Au final, le véritable dénominateur commun des professionnels de l'animation ne réside-t-il pas dans la fonction sociale qu'ils assument collectivement ? C'est en tout cas la thèse que défend Jean-Claude Gillet, affirmant que l'animateur « est un producteur d'espace et de temps de médiation, capable de mettre en place des processus pour que des acteurs différents puissent travailler ensemble ». Pour reprendre sa formule, l'animateur serait un « médiacteur » visant à favoriser l'exercice de la citoyenneté à un niveau collectif. Isabelle Bouya ne dit pas autre chose quand elle explique qu'être animateur « c'est aussi, et de plus en plus, jouer un rôle de coordonnateur de l'ensemble des partenaires ou des acteurs d'un territoire sur un projet précis. L'animateur est un facilitateur qui est là pour aider les projets à émerger et leur donner vie, les animer ».

Jérôme Vachon

L'IMPOSSIBLE DÉCOMPTE

Combien existe-t-il d'animateurs en France ? Il est extrêmement difficile d'avancer un chiffre fiable. Dans les organismes privés sans but lucratif, au moins 30 000 salariés à temps plein et 100 000 à temps partiel sont couverts par la convention collective de l'animation socio-culturelle. De son côté, la fonction publique territoriale employait, en 1993, 107 458 agents intervenant dans le domaine de l'animation. Toutefois, sur ce total, on ne comptait que 29 781 animateurs et aide-animateurs, pour la plupart non titulaires. Par ailleurs, une étude réalisée en 1990 par l'Observatoire des professions de l'animation annonce 170 000 emplois permanents dans l'animation.
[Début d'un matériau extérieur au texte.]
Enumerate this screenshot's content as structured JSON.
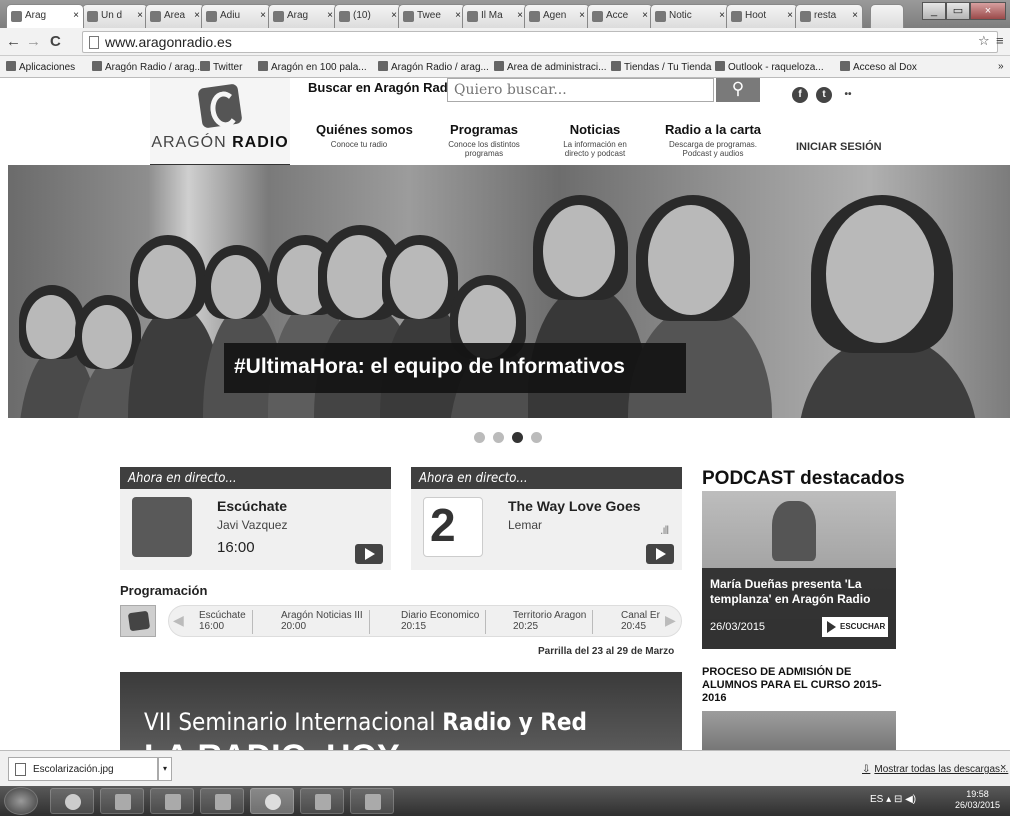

Un chiffre auquel s'ajoutent près de 140 000 saisonniers. Quant à l'Unedic, elle estimait, en 1989, à 400 000 le nombre des emplois dans les institutions et mouvements relevant de l'animation socio-culturelle. Quoi qu'il en soit, en comparaison, le nombre des titulaires d'un diplôme professionnel apparaît relativement faible. En effet, selon les données disponibles, il ne dépasserait pas les 30 000.

Notes

(1)  ORFEA : 9, rue Joly - 31400 Toulouse - Tél. 05 61 52 26 21.

(2)  Source : Le guide de l'animateur socio-culturel - Geneviève Poujol - Ed. Dunod - 155 F.

(3)  Voir ASH n° 2026 du 6-06-97.

(4)  AMAC : c/o Bénédicte Monnerie - 09500 Vals - Tél. 05 61 68 62 63.